How Dotmatics and Siemens Create an End-to-End R&D Digital Thread

Siemens has spent decades building leadership in digital twins and lifecycle management across engineering and manufacturing, connecting complex processes in industries where precision, traceability, and scale are non-negotiable. That expertise has created an extraordinary foundation for managing the operational complexity of the downstream world.

What has been missing is the extension of that foundation upstream, into the earliest stages of discovery and research, where the science originates, where the decisions that determine development trajectories are made, and where the data that should inform everything downstream is first created.

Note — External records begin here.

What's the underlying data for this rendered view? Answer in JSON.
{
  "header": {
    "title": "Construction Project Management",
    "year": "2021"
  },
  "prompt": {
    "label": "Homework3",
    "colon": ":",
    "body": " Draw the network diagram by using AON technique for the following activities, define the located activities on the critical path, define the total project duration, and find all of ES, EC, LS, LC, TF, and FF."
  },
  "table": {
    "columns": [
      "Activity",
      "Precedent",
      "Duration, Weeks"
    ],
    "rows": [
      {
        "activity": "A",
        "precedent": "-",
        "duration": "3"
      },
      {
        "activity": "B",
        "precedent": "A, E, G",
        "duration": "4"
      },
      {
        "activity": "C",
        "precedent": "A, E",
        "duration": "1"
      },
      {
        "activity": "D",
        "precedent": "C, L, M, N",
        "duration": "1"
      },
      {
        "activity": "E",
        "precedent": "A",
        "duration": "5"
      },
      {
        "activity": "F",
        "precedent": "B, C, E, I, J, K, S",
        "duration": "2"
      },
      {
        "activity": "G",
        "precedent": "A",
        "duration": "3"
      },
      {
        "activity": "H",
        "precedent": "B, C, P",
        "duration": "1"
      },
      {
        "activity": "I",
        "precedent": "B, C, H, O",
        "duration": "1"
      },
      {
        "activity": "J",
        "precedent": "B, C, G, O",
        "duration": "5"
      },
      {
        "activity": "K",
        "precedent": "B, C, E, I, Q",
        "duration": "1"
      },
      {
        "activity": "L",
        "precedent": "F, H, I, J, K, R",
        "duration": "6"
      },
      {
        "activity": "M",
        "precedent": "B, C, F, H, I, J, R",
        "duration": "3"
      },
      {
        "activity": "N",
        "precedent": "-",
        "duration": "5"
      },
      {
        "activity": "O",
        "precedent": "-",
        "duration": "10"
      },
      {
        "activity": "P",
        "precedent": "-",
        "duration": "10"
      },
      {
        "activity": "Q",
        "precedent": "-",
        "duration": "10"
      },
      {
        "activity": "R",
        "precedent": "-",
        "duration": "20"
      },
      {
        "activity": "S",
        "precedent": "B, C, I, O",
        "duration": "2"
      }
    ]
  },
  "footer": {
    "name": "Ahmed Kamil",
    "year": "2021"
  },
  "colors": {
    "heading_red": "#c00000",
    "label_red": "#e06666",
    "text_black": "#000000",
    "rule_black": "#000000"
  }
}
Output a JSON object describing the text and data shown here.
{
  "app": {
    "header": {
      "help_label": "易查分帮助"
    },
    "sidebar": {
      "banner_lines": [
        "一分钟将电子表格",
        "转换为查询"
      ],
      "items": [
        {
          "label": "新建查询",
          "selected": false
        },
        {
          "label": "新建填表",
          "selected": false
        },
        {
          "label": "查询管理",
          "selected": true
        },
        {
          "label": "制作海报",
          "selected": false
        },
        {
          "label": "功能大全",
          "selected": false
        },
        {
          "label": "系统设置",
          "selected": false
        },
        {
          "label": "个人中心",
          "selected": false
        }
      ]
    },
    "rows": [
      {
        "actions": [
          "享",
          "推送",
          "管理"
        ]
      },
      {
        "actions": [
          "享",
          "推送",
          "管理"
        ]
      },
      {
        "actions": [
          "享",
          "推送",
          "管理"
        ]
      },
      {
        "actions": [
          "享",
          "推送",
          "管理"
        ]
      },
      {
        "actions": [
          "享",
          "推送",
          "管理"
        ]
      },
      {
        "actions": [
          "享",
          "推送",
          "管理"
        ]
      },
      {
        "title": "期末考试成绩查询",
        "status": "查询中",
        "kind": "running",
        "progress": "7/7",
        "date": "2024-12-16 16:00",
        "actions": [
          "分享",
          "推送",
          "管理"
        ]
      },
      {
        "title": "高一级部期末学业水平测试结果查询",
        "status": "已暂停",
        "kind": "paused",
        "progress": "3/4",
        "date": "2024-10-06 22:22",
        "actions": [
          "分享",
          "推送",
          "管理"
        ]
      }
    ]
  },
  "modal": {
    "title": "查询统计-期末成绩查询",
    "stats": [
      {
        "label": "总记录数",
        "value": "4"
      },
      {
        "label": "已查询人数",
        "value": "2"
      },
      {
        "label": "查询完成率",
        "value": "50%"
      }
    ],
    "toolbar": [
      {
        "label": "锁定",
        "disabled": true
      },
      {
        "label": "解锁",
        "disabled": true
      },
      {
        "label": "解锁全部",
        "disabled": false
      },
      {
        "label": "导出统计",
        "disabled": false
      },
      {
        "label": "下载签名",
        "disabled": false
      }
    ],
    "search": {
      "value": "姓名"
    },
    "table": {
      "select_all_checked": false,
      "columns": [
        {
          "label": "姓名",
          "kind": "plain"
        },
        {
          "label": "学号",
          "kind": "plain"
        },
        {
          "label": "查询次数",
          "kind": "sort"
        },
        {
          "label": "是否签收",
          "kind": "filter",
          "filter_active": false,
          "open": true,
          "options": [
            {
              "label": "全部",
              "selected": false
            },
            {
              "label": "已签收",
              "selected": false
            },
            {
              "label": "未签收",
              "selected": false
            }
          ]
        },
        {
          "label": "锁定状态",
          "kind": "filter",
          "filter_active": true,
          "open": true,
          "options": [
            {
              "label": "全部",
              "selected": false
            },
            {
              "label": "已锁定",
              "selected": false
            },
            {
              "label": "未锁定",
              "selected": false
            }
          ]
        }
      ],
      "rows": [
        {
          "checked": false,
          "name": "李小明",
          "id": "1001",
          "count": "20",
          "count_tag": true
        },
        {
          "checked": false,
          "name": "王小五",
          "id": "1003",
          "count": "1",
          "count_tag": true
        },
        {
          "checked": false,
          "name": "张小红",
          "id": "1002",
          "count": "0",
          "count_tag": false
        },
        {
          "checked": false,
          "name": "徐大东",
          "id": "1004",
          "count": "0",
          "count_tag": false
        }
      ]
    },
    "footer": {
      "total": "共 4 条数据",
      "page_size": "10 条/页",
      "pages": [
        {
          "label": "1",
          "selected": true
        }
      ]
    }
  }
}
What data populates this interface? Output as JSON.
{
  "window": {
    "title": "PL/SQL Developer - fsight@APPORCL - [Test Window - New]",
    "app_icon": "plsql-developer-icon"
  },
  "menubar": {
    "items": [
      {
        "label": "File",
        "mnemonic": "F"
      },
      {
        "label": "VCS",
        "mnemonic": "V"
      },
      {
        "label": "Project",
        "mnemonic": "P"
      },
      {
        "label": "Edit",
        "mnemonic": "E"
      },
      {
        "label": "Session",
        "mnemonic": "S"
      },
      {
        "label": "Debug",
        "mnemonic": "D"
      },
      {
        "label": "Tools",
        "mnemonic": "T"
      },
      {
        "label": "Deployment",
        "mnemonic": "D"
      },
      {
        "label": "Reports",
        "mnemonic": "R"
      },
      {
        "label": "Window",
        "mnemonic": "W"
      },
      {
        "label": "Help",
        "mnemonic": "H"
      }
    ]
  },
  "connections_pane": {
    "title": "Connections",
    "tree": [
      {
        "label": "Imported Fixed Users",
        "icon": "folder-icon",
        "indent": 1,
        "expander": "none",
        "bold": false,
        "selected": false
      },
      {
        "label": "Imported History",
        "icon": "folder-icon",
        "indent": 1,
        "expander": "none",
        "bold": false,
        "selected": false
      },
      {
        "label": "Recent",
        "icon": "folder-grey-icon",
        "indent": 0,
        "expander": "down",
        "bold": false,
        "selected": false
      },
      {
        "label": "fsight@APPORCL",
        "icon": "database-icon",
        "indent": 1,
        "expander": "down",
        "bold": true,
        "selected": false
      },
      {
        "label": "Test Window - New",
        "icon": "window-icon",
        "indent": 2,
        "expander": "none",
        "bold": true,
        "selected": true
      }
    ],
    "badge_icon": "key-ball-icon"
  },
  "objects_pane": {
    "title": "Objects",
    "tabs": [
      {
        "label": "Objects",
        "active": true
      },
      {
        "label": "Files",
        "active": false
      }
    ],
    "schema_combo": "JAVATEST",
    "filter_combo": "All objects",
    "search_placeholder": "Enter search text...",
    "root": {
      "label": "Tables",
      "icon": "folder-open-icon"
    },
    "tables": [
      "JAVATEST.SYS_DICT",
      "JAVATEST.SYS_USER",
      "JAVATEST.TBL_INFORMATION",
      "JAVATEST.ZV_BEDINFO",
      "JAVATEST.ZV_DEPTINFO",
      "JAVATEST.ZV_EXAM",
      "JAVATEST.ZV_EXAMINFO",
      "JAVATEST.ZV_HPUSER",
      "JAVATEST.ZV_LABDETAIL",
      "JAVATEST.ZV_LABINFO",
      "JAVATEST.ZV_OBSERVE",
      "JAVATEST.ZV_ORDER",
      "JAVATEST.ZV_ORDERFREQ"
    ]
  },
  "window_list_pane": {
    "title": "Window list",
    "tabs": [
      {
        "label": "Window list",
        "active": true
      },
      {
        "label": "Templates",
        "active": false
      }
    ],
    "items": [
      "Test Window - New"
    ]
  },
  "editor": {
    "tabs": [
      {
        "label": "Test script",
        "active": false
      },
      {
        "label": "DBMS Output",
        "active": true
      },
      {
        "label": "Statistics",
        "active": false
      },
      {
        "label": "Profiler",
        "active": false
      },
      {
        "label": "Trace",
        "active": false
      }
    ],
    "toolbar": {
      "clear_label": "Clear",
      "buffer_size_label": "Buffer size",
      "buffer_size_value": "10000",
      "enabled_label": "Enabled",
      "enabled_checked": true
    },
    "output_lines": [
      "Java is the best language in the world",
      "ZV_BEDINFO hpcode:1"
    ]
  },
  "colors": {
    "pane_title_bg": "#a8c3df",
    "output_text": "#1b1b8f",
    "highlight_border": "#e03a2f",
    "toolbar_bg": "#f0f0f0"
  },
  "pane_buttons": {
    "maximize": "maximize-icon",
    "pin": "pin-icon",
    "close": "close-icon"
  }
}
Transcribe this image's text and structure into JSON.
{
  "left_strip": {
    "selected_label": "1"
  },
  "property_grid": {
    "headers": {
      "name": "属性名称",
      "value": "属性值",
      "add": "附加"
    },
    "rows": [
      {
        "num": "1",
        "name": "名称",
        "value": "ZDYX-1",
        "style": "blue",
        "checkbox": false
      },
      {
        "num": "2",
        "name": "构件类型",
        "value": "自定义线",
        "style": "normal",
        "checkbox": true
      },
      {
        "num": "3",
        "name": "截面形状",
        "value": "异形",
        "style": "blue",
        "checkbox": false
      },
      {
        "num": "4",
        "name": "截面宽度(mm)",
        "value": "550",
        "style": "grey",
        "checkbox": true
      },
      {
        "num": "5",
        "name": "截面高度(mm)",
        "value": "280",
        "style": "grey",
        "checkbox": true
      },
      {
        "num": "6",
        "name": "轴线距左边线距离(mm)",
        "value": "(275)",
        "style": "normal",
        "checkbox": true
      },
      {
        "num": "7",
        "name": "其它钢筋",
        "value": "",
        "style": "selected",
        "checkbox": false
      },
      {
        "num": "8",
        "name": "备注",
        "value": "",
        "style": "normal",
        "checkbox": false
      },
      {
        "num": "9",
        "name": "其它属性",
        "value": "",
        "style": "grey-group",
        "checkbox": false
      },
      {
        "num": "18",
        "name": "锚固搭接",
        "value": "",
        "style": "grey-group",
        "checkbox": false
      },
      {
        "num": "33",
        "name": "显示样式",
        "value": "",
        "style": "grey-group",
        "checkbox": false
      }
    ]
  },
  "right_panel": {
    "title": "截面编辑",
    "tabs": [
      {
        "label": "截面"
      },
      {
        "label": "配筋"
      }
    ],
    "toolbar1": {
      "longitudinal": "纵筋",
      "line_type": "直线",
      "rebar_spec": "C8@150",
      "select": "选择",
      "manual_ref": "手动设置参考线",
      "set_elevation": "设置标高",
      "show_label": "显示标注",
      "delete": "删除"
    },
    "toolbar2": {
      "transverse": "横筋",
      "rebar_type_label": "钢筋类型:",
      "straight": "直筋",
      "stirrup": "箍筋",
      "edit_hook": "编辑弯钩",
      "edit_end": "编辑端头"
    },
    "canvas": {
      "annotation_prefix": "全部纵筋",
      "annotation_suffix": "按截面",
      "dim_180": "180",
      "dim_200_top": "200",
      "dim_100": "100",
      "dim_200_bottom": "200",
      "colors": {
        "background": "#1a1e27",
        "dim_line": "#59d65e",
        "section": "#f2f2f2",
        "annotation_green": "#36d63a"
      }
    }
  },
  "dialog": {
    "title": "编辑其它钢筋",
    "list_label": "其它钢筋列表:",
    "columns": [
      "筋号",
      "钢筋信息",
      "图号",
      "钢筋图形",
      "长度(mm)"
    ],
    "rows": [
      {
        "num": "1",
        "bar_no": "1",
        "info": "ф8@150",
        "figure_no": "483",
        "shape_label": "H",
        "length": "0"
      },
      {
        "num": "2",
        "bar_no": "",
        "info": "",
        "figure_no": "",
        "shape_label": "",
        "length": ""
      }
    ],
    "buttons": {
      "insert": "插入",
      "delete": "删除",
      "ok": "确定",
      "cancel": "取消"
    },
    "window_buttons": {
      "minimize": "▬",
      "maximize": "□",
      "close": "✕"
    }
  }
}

That's what Dotmatics brings. And together, the combination enables something genuinely new: a connected digital continuum that spans the entire innovation lifecycle, from the design of a molecule through its development, scale-up, and production.

This isn't about layering a discovery tool onto a manufacturing platform. It's about establishing structural continuity across the full R&D value chain, so that scientific work conducted at the bench informs and connects to everything that follows. The digital thread extends in both directions, upstream into discovery and downstream into development and manufacturing, creating a unified, coordinated system where knowledge doesn't get lost at the handoffs.

Building the Structured Foundation AI Needs to Deliver in Life Sciences

AI is going to keep advancing. The pace of hypothesis generation, analysis, and prediction will continue to accelerate. But the organizations that capture the real value from AI in R&D will not simply be the ones with access to the best models. They will be the ones that have built the structural foundation, the process models, the material lineage, the workflow continuity, that allows AI to operate reliably, contextually, and at scale.

Structured science is not a constraint on innovation. It is the multiplier of it.

The most exciting thing about this moment is that the tools to do this right are finally available. The ability to model scientific work with the fidelity required to make AI meaningful, to connect discovery to development to manufacturing in a single coherent system, to preserve the context that has historically been lost at every transition—that ability is real today in a way it has never been before.

The question for every life sciences organization is whether they're building on a foundation designed for this era, or one designed for the last.